When Walter Becker explained why Steely Dan are timeless

When Walter Becker explained how Steely Dan remain timeless: “The least dated”

Few find tremendous success by striking out from the beaten path and creating a sonic temple in their image. However, one band that typifies this gilded form of success is Steely Dan. With their sound, they have traversed eras, finding fans in everyone from aged hippies to Mac Demarco and even the TikTok generation.

Ironically, although they might have looked like hippies, they were not philosophically. As soon as they met at Bard College, Walter Becker and Donald Fagen knew that they didn’t want to fall into a bottomless psychedelic pit like everyone else at the time had seemingly done. Influenced by jazz and the tradition-defying work of Frank Zappa and The Fugs, the duo immediately set about ironing out their sound, which fused glistening technical mastery with some of music’s most acerbic black comedy.
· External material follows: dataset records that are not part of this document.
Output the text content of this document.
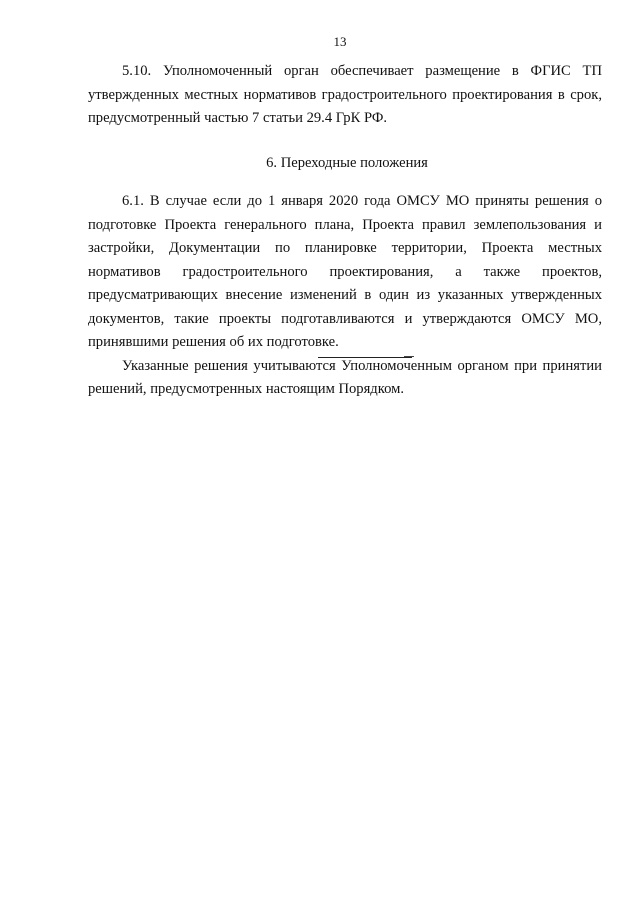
13

5.10. Уполномоченный орган обеспечивает размещение в ФГИС ТП утвержденных местных нормативов градостроительного проектирования в срок, предусмотренный частью 7 статьи 29.4 ГрК РФ.

6. Переходные положения

6.1. В случае если до 1 января 2020 года ОМСУ МО приняты решения о подготовке Проекта генерального плана, Проекта правил землепользования и застройки, Документации по планировке территории, Проекта местных нормативов градостроительного проектирования, а также проектов, предусматривающих внесение изменений в один из указанных утвержденных документов, такие проекты подготавливаются и утверждаются ОМСУ МО, принявшими решения об их подготовке.

Указанные решения учитываются Уполномоченным органом при принятии решений, предусмотренных настоящим Порядком.
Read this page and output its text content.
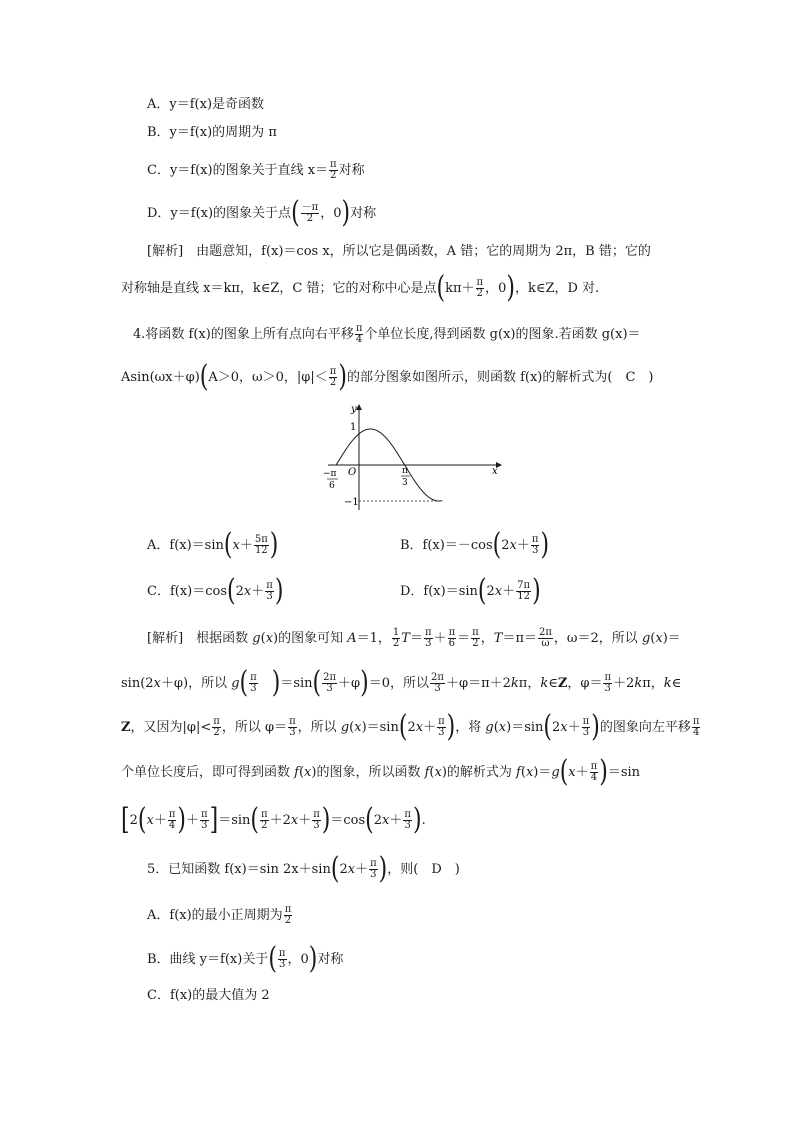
A．y＝f(x)是奇函数
B．y＝f(x)的周期为 π
C．y＝f(x)的图象关于直线 $x= \frac{\pi}{2}$ 对称
D．y＝f(x)的图象关于点( $\frac{-\pi}{2}$ ，0)对称
[解析]　由题意知，f(x)＝cos x，所以它是偶函数，A 错；它的周期为 2π，B 错；它的
对称轴是直线 x＝kπ，k∈Z，C 错；它的对称中心是点($k\pi+ \frac{\pi}{2}$ ，0)，k∈Z，D 对.
4.将函数 f(x)的图象上所有点向右平移 $\frac{\pi}{4}$ 个单位长度,得到函数 g(x)的图象.若函数 g(x)＝
Asin(ωx＋φ)(A＞0，ω＞0，$|\varphi|< \frac{\pi}{2}$ )的部分图象如图所示，则函数 f(x)的解析式为(　C　)
y
x
O
1
−1
−π
6
π
3
A．$f(x)=\sin(x+ \frac{5\pi}{12}$ )	B．$f(x)=-\cos(2x+ \frac{\pi}{3}$ )
C．$f(x)=\cos(2x+ \frac{\pi}{3}$ )	D．$f(x)=\sin(2x+ \frac{7\pi}{12}$ )
[解析]　根据函数 g(x)的图象可知 A＝1， $\frac{1}{2} T= \frac{\pi}{3} + \frac{\pi}{6} = \frac{\pi}{2}$ ，$T=\pi= \frac{2\pi}{\omega}$ ，ω＝2，所以 g(x)＝
sin(2x＋φ)，所以 $g( \frac{\pi}{3}$
　 )$=\sin( \frac{2\pi}{3} +\varphi)=0$，所以 $\frac{2\pi}{3} +\varphi=\pi+2k\pi$，k∈Z，$\varphi= \frac{\pi}{3} +2k\pi$，k∈
Z，又因为$|\varphi|< \frac{\pi}{2}$ ，所以 $\varphi= \frac{\pi}{3}$ ，所以 $g(x)=\sin(2x+ \frac{\pi}{3}$ )，将 $g(x)=\sin(2x+ \frac{\pi}{3}$ )的图象向左平移 $\frac{\pi}{4}$
个单位长度后，即可得到函数 f(x)的图象，所以函数 f(x)的解析式为 $f(x)=g(x+ \frac{\pi}{4} )=\sin$
[$2(x+ \frac{\pi}{4}$ )＋ $\frac{\pi}{3} ]=\sin( \frac{\pi}{2} +2x+ \frac{\pi}{3} )=\cos(2x+ \frac{\pi}{3}$ ).
5．已知函数 f(x)＝sin $2x+\sin(2x+ \frac{\pi}{3}$ )，则(　D　)
A．f(x)的最小正周期为 $\frac{\pi}{2}$
B．曲线 y＝f(x)关于( $\frac{\pi}{3}$ ，0)对称
C．f(x)的最大值为 2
Steely Dan’s oeuvre is comprised primarily of highlights, with the group embarking on one of the most compelling creative arcs of their generation and that of music in general. Their lauded 1972 debut Can’t Buy a Thrill captured the stoned, heady essence of the Los Angeles in which it was recorded without delving into the psychedelic or prog zeitgeist. This early triumph denoted the group as true innovators.

Alas, this was only the beginning, and with Becker and Fagen refusing to rest on their laurels and push back against the zeitgeist – albeit with a notable cast of supporting characters in tow – the group established a back catalogue that comprises records such as Countdown to Ecstasy, one of the decade’s definitive creative peaks in Aja, and Gaucho.

In many ways, the pair were one of the first genuinely postmodern acts in the sense that they blurred lines and tied together distinct sounds far before it was praised to do so. Even more paradoxically, given their professed disdain for the movement, this was a profoundly countercultural angle, which has been a part of their music remaining unfaltering amid the winds of time and the shifting of the zeitgeist.

The pair of proto-hipsters’ ability to dodge the passing of time with their art is undoubtedly one of their foremost achievements, alongside their many moments of unfettered musical genius. Accordingly, fans have long been searching for the secret to such success.

Despite the complexity of their music and shared nature as demanding taskmasters, Becker and Fagen made it all look relatively easy. Cynics might point to their continued use of others’ talent as one element that fed into this reality, but objectively, being able to bring such a towering and vivid creative vision to life is something musicians seldom achieve, let alone one that institutes a legacy.

When CNN asked why their music has remained timeless in 2000, Steely Dan provided a typically unusual answer, citing Albert Einstein, of all people. 

It was Becker who took the stand, explaining: “To the extent that that’s true, I think it would be because of the fact that they did not depend or incorporate ’70s stylistic devices and elements to any noticeable extent; they were sort of as free of that as possible. It’s like, in a way, if you look at old pictures of people from 20 or 30 years ago, the people that had the least stylistic sense of themselves at that time look the least dated.”

“That’s why Einstein always looks good,” Fagen wryly added. “He just didn’t care, you know.” There is evidently a profound prescience to this with the band now bigger than ever. This fact evidently wasn’t a fluke.